Rev. Dr. John A. Cherry was a graduate of Alabama State University, and the first person I’d ever known with a Ph.D. — white, Black or otherwise. He was the only person I knew who spoke Greek and Hebrew, and he gave the Greek and Hebrew etymologies of words in the Bible when he taught to add further context to their meaning. His daddy had marched with Dr. King, and many of his recounted memories of his childhood in Alabama were my very first teachings in civil rights as a little girl. President Bill Clinton called him out during a State of the Union Address, in 1995, for his ministry focus of strengthening and repairing families, and he and the governor of Maryland at the time knew each other personally. He wrote and arranged music.
He was the smartest person I’d ever met, and somehow, he was still fun and relatable and human.
Most of the reflections I’ve seen of him since we learned of his passing have focused on the spiritual — and that makes sense, because he was a pastor, and he helped lay the spritual foundation for so many of us. He wasn’t just ours here in Maryland, he belonged to the whole world; he took a small church established in his living room and turned it into a worldwide operation with 24 churches in 11 countries across 5 continents.
But so much of the person I am is because of him. His “educational moments” during the announcements at church taught me about politics and history and economics. He urged us as a congregation to write to our elected officials to express our opinions on legislation, and that was my first introduction into civics, my first understanding of how, in a democracy, the government was supposed to be accountable to the constituency. His unrelenting focus on the state of Black males in this country led to what would be an enduring professional focus on the Black male “crisis” in my career.

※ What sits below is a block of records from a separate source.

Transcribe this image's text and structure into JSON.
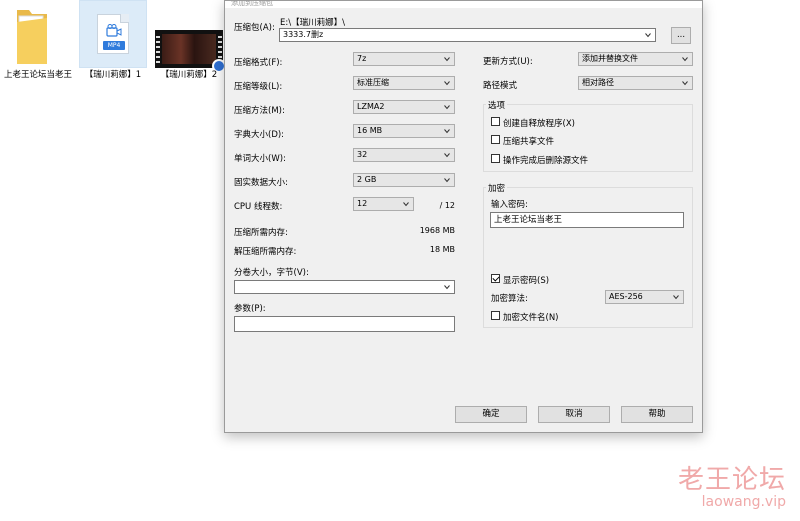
{
  "desktop": {
    "icons": [
      {
        "label": "上老王论坛当老王",
        "type": "folder-icon"
      },
      {
        "label": "【瑞川莉娜】1",
        "type": "mp4-file-icon",
        "badge": "MP4"
      },
      {
        "label": "【瑞川莉娜】2",
        "type": "video-thumbnail-icon"
      }
    ]
  },
  "dialog": {
    "title": "添加到压缩包",
    "archive": {
      "label": "压缩包(A):",
      "path": "E:\\【瑞川莉娜】\\",
      "value": "3333.7删z",
      "browse": "..."
    },
    "left": {
      "format": {
        "label": "压缩格式(F):",
        "value": "7z"
      },
      "level": {
        "label": "压缩等级(L):",
        "value": "标准压缩"
      },
      "method": {
        "label": "压缩方法(M):",
        "value": "LZMA2"
      },
      "dict": {
        "label": "字典大小(D):",
        "value": "16 MB"
      },
      "word": {
        "label": "单词大小(W):",
        "value": "32"
      },
      "solid": {
        "label": "固实数据大小:",
        "value": "2 GB"
      },
      "cpu": {
        "label": "CPU 线程数:",
        "value": "12",
        "total": "/ 12"
      },
      "mem_compress": {
        "label": "压缩所需内存:",
        "value": "1968 MB"
      },
      "mem_decompress": {
        "label": "解压缩所需内存:",
        "value": "18 MB"
      },
      "split": {
        "label": "分卷大小，字节(V):",
        "value": ""
      },
      "params": {
        "label": "参数(P):",
        "value": ""
      }
    },
    "right": {
      "update": {
        "label": "更新方式(U):",
        "value": "添加并替换文件"
      },
      "pathmode": {
        "label": "路径模式",
        "value": "相对路径"
      },
      "options": {
        "title": "选项",
        "sfx": {
          "label": "创建自释放程序(X)",
          "checked": false
        },
        "shared": {
          "label": "压缩共享文件",
          "checked": false
        },
        "delete": {
          "label": "操作完成后删除源文件",
          "checked": false
        }
      },
      "encryption": {
        "title": "加密",
        "pw_label": "输入密码:",
        "pw_value": "上老王论坛当老王",
        "show": {
          "label": "显示密码(S)",
          "checked": true
        },
        "method_label": "加密算法:",
        "method_value": "AES-256",
        "names": {
          "label": "加密文件名(N)",
          "checked": false
        }
      }
    },
    "buttons": {
      "ok": "确定",
      "cancel": "取消",
      "help": "帮助"
    }
  },
  "watermark": {
    "cn": "老王论坛",
    "en": "laowang.vip"
  }
}
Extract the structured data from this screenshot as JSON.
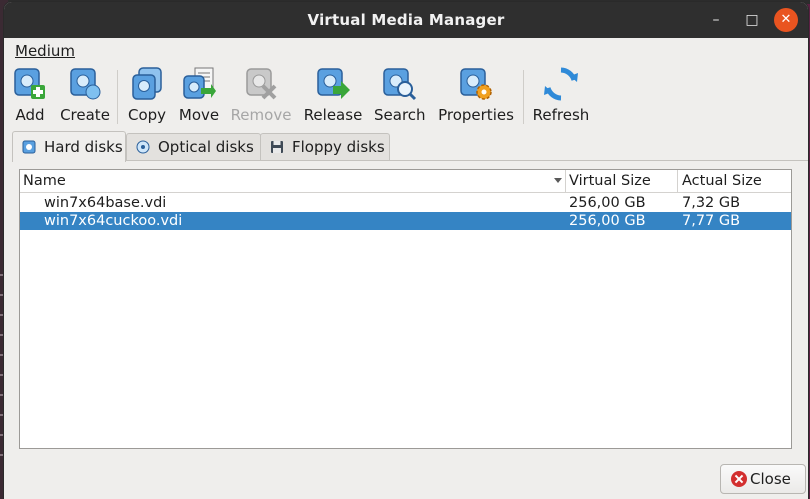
{
  "window": {
    "title": "Virtual Media Manager"
  },
  "menubar": {
    "medium": "Medium"
  },
  "toolbar": [
    {
      "label": "Add",
      "enabled": true,
      "icon": "disk-add-icon"
    },
    {
      "label": "Create",
      "enabled": true,
      "icon": "disk-create-icon"
    },
    {
      "label": "Copy",
      "enabled": true,
      "icon": "disk-copy-icon"
    },
    {
      "label": "Move",
      "enabled": true,
      "icon": "disk-move-icon"
    },
    {
      "label": "Remove",
      "enabled": false,
      "icon": "disk-remove-icon"
    },
    {
      "label": "Release",
      "enabled": true,
      "icon": "disk-release-icon"
    },
    {
      "label": "Search",
      "enabled": true,
      "icon": "disk-search-icon"
    },
    {
      "label": "Properties",
      "enabled": true,
      "icon": "disk-properties-icon"
    },
    {
      "label": "Refresh",
      "enabled": true,
      "icon": "refresh-icon"
    }
  ],
  "tabs": [
    {
      "label": "Hard disks",
      "active": true,
      "icon": "hard-disk-icon"
    },
    {
      "label": "Optical disks",
      "active": false,
      "icon": "optical-disk-icon"
    },
    {
      "label": "Floppy disks",
      "active": false,
      "icon": "floppy-disk-icon"
    }
  ],
  "table": {
    "columns": [
      "Name",
      "Virtual Size",
      "Actual Size"
    ],
    "sort_column": "Name",
    "rows": [
      {
        "name": "win7x64base.vdi",
        "virtual_size": "256,00 GB",
        "actual_size": "7,32 GB",
        "selected": false
      },
      {
        "name": "win7x64cuckoo.vdi",
        "virtual_size": "256,00 GB",
        "actual_size": "7,77 GB",
        "selected": true
      }
    ]
  },
  "footer": {
    "close_label": "Close"
  },
  "colors": {
    "accent_selection": "#3584c4",
    "titlebar": "#2f2f2f",
    "close_window": "#e95420"
  }
}
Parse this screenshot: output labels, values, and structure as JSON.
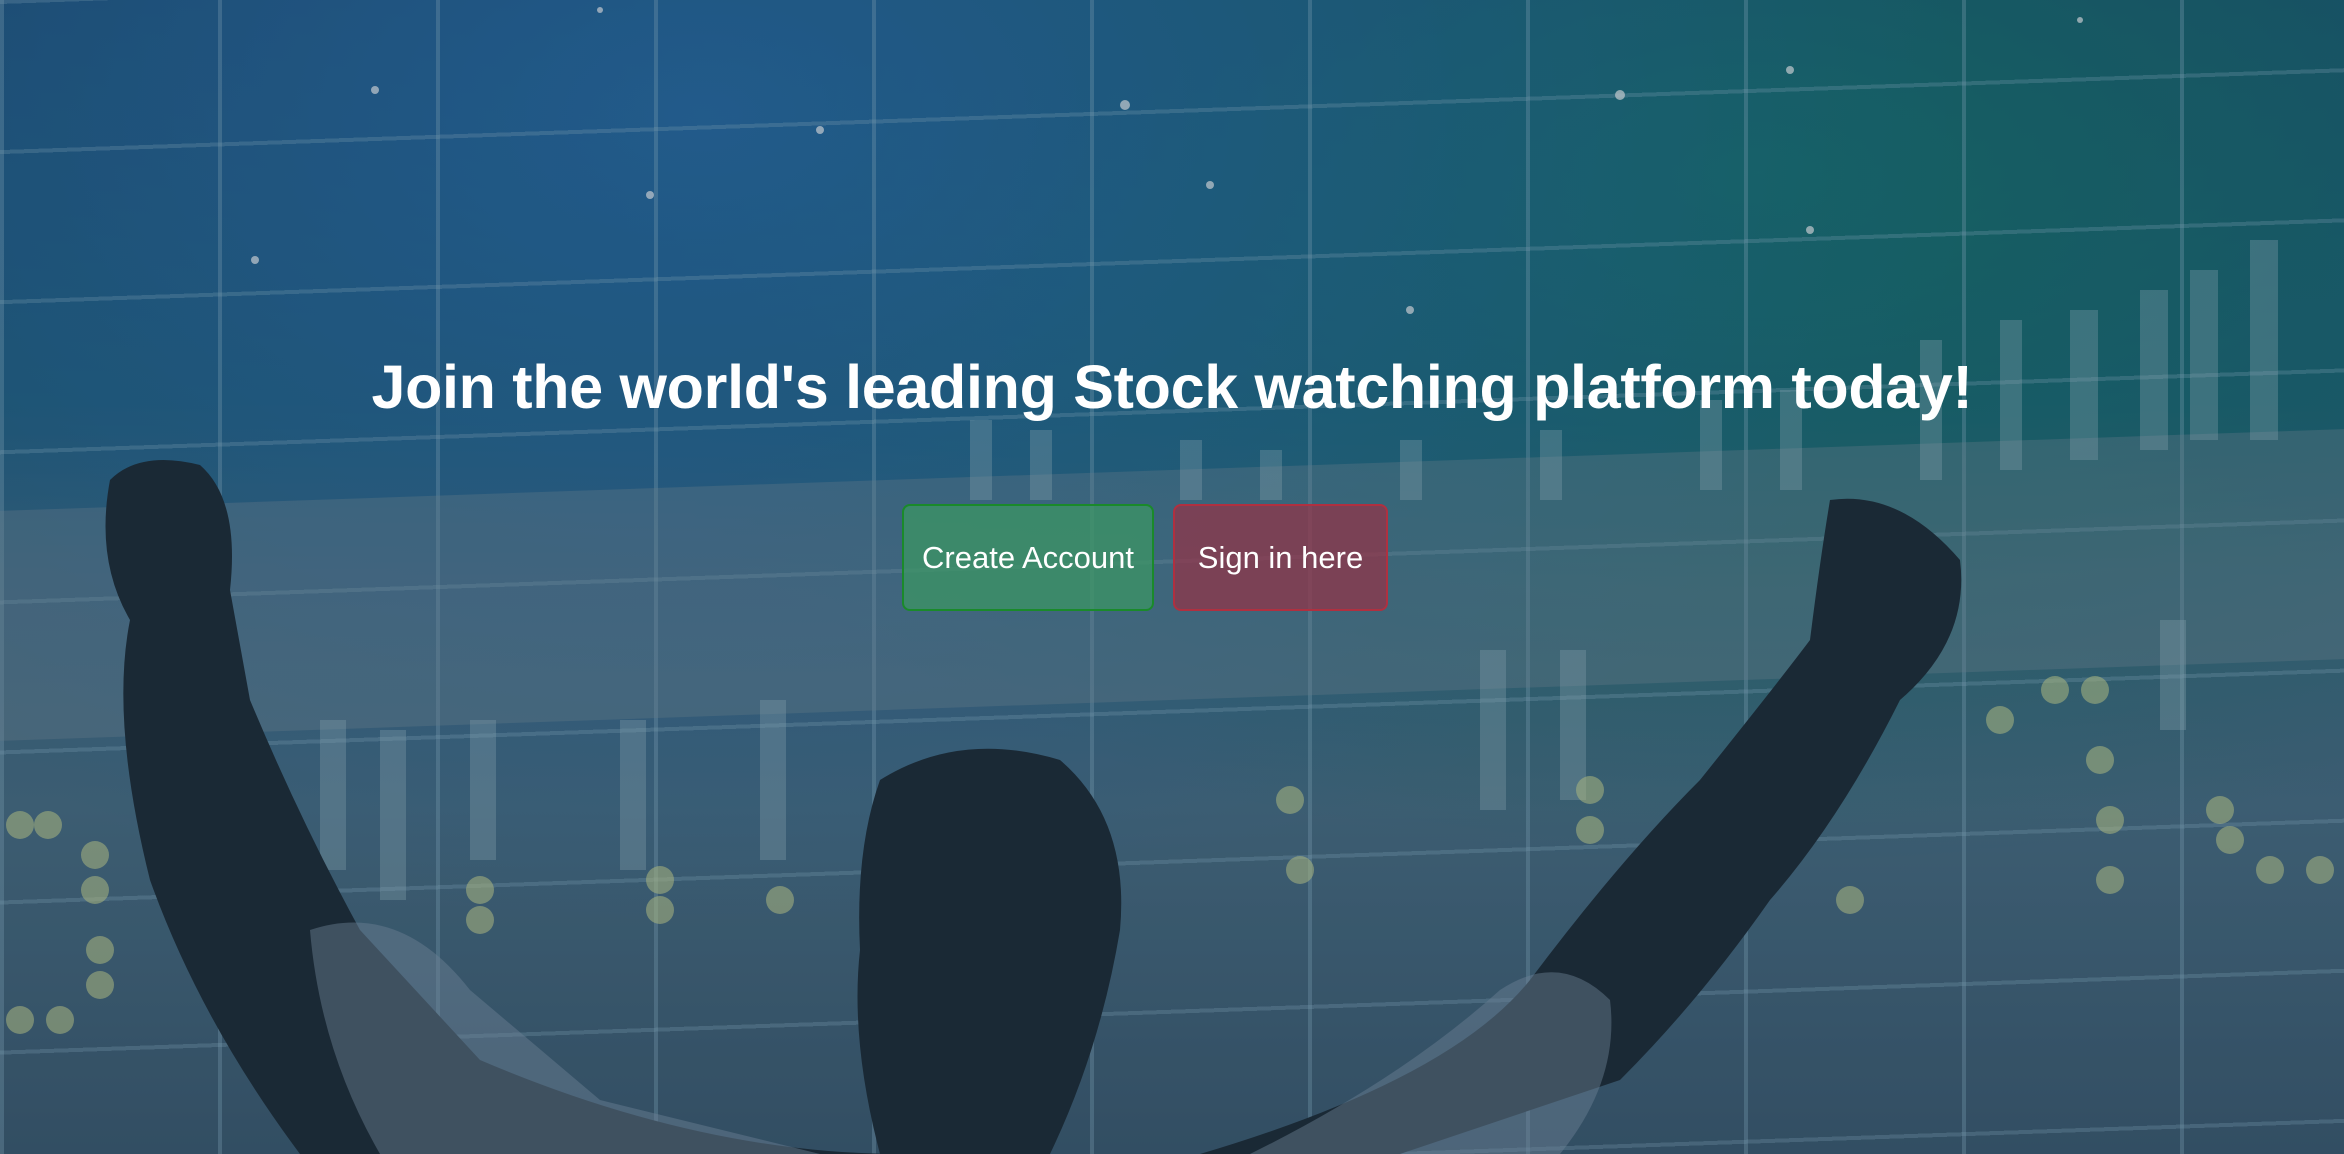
{
  "hero": {
    "title": "Join the world's leading Stock watching platform today!",
    "create_account_label": "Create Account",
    "sign_in_label": "Sign in here"
  },
  "colors": {
    "create": "#3c9664",
    "signin": "#963246"
  }
}
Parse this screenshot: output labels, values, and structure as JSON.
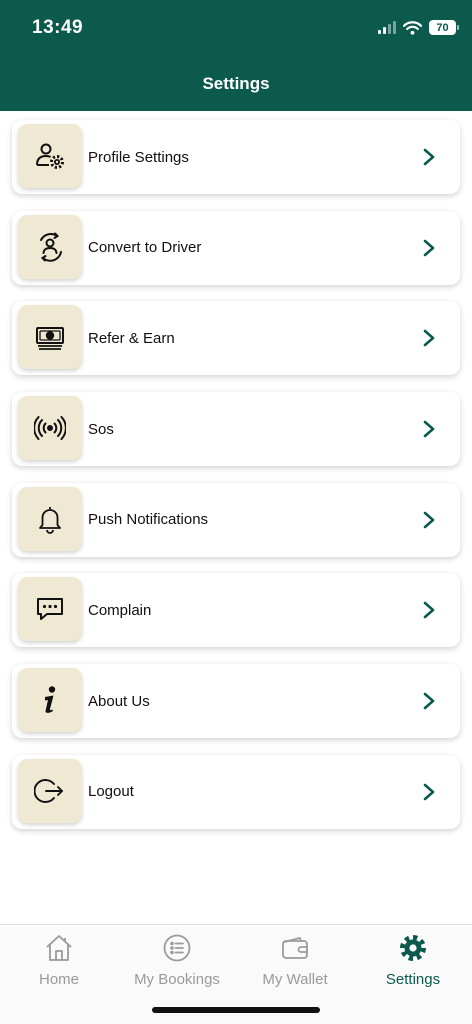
{
  "status_bar": {
    "time": "13:49",
    "battery": "70"
  },
  "header": {
    "title": "Settings"
  },
  "settings": [
    {
      "label": "Profile Settings",
      "icon": "user-gear-icon"
    },
    {
      "label": "Convert to Driver",
      "icon": "convert-driver-icon"
    },
    {
      "label": "Refer & Earn",
      "icon": "money-icon"
    },
    {
      "label": "Sos",
      "icon": "broadcast-icon"
    },
    {
      "label": "Push Notifications",
      "icon": "bell-icon"
    },
    {
      "label": "Complain",
      "icon": "chat-icon"
    },
    {
      "label": "About Us",
      "icon": "info-icon"
    },
    {
      "label": "Logout",
      "icon": "logout-icon"
    }
  ],
  "tabs": [
    {
      "label": "Home",
      "icon": "home-icon"
    },
    {
      "label": "My Bookings",
      "icon": "list-icon"
    },
    {
      "label": "My Wallet",
      "icon": "wallet-icon"
    },
    {
      "label": "Settings",
      "icon": "gear-icon"
    }
  ],
  "colors": {
    "brand": "#0c5a4b",
    "icon_tile": "#efe8d3",
    "inactive_tab": "#9a9a9a"
  }
}
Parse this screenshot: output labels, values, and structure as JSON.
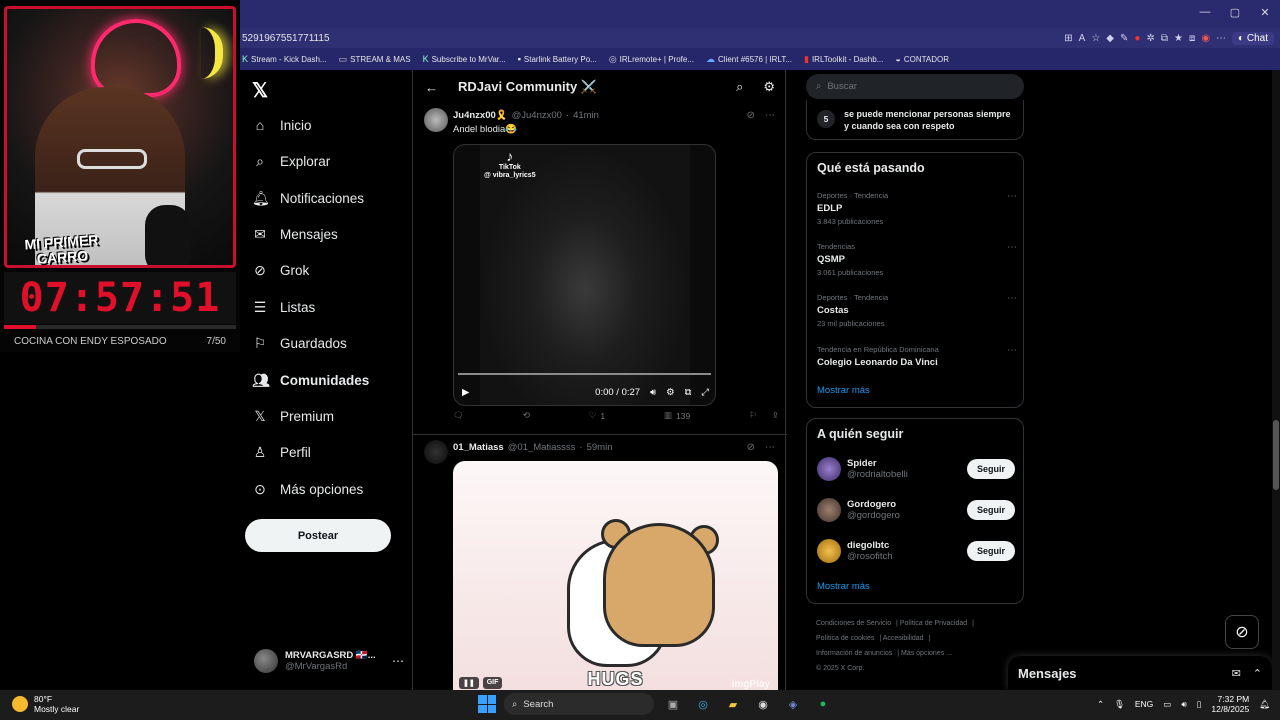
{
  "overlay": {
    "cam_label_1": "MI PRIMER",
    "cam_label_2": "CARRO",
    "timer": "07:57:51",
    "goal_text": "COCINA CON ENDY ESPOSADO",
    "goal_count": "7/50",
    "goal_progress": 0.14,
    "accent": "#e0102a"
  },
  "browser": {
    "url": "5291967551771115",
    "chat_label": "Chat",
    "bookmarks": [
      {
        "label": "Stream - Kick Dash...",
        "icon": "kick-icon"
      },
      {
        "label": "STREAM & MAS",
        "icon": "folder-icon"
      },
      {
        "label": "Subscribe to MrVar...",
        "icon": "kick-icon"
      },
      {
        "label": "Starlink Battery Po...",
        "icon": "starlink-icon"
      },
      {
        "label": "IRLremote+ | Profe...",
        "icon": "globe-icon"
      },
      {
        "label": "Client #6576 | IRLT...",
        "icon": "cloud-icon"
      },
      {
        "label": "IRLToolkit - Dashb...",
        "icon": "irltoolkit-icon"
      },
      {
        "label": "CONTADOR",
        "icon": "contador-icon"
      }
    ]
  },
  "nav": {
    "items": [
      {
        "label": "Inicio",
        "icon": "home-icon"
      },
      {
        "label": "Explorar",
        "icon": "search-icon"
      },
      {
        "label": "Notificaciones",
        "icon": "bell-icon"
      },
      {
        "label": "Mensajes",
        "icon": "mail-icon"
      },
      {
        "label": "Grok",
        "icon": "grok-icon"
      },
      {
        "label": "Listas",
        "icon": "list-icon"
      },
      {
        "label": "Guardados",
        "icon": "bookmark-icon"
      },
      {
        "label": "Comunidades",
        "icon": "communities-icon"
      },
      {
        "label": "Premium",
        "icon": "x-icon"
      },
      {
        "label": "Perfil",
        "icon": "person-icon"
      },
      {
        "label": "Más opciones",
        "icon": "more-icon"
      }
    ],
    "post_label": "Postear",
    "profile_name": "MRVARGASRD 🇩🇴...",
    "profile_handle": "@MrVargasRd"
  },
  "feed": {
    "title": "RDJavi Community ⚔️",
    "tweet1": {
      "name": "Ju4nzx00🎗️",
      "handle": "@Ju4nzx00",
      "time": "41min",
      "text": "Andel blodia😂",
      "tiktok_handle": "@ vibra_lyrics5",
      "video_time": "0:00 / 0:27",
      "likes": "1",
      "views": "139"
    },
    "tweet2": {
      "name": "01_Matiass",
      "handle": "@01_Matiassss",
      "time": "59min",
      "gif_caption": "HUGS",
      "gif_badge": "GIF",
      "watermark": "imgPlay"
    }
  },
  "right": {
    "search_placeholder": "Buscar",
    "rule_number": "5",
    "rule_text": "se puede mencionar personas siempre y cuando sea con respeto",
    "trending_title": "Qué está pasando",
    "trends": [
      {
        "category": "Deportes · Tendencia",
        "name": "EDLP",
        "count": "3.843 publicaciones"
      },
      {
        "category": "Tendencias",
        "name": "QSMP",
        "count": "3.061 publicaciones"
      },
      {
        "category": "Deportes · Tendencia",
        "name": "Costas",
        "count": "23 mil publicaciones"
      },
      {
        "category": "Tendencia en República Dominicana",
        "name": "Colegio Leonardo Da Vinci",
        "count": ""
      }
    ],
    "show_more": "Mostrar más",
    "follow_title": "A quién seguir",
    "follow": [
      {
        "name": "Spider",
        "handle": "@rodrialtobelli",
        "button": "Seguir"
      },
      {
        "name": "Gordogero",
        "handle": "@gordogero",
        "button": "Seguir"
      },
      {
        "name": "diegolbtc",
        "handle": "@rosofitch",
        "button": "Seguir"
      }
    ],
    "footer": [
      "Condiciones de Servicio",
      "Política de Privacidad",
      "Política de cookies",
      "Accesibilidad",
      "Información de anuncios",
      "Más opciones ...",
      "© 2025 X Corp."
    ],
    "messages_title": "Mensajes"
  },
  "taskbar": {
    "temp": "80°F",
    "weather": "Mostly clear",
    "search": "Search",
    "lang": "ENG",
    "time": "7:32 PM",
    "date": "12/8/2025"
  }
}
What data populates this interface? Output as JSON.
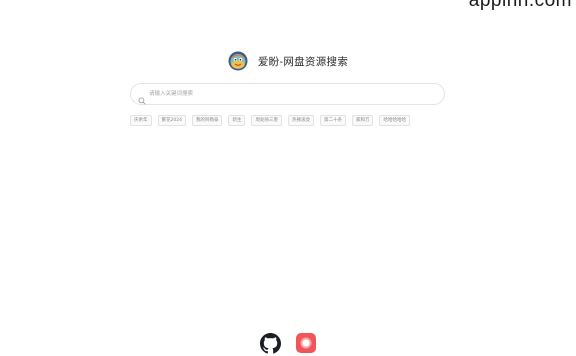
{
  "watermark": "appinn.com",
  "header": {
    "title": "爱盼-网盘资源搜索",
    "logo_icon": "cartoon-face-logo-icon"
  },
  "search": {
    "placeholder": "请输入关键词搜索",
    "value": ""
  },
  "hot_tags": [
    "庆余年",
    "繁花2024",
    "我的阿勒泰",
    "新生",
    "周处除三害",
    "热辣滚烫",
    "第二十条",
    "家和万",
    "哈哈哈哈哈"
  ],
  "footer": {
    "icons": [
      "github-icon",
      "app-icon"
    ]
  },
  "colors": {
    "app_icon_bg": "#f0555a",
    "tag_border": "#e2e2e2",
    "search_border": "#e4e4e4"
  }
}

When he started talking about building an infrastructure to network our resources, care for each so that none would suffer lack, and most importantly, keep our money within our community, I had never heard of the Kwanzaa principle of Ujamaa. But the idea of the cooperative economics platform he wanted us to build inspired in me an immense pride that remains. And so does that emphasis on working within and supporting and prioritizing buying from my own community.
Rev. Dr. John A. Cherry was larger than life and one of very few of my heroes who has never let me down. In conversations I’ve had with others who grew up under his influence in the last day, we all have agreed we thought he was immortal. At the very least, I thought he would out-live me. He laid the foundation for all of our spiritual growths, but he was also, as someone said, there for every educational and personal milestone. He was all of our grandfathers.
For the last week, before I even knew there was anything wrong, I’ve heard his voice crooning “Blessed Assurance” — his favorite song — in my head, smiling, head tilted to the side. That’s how I’ll always remember him, and I can’t wait to see him again in his Heavenly robe, leading the choir in some new song he’s written just for a Heavenly audience.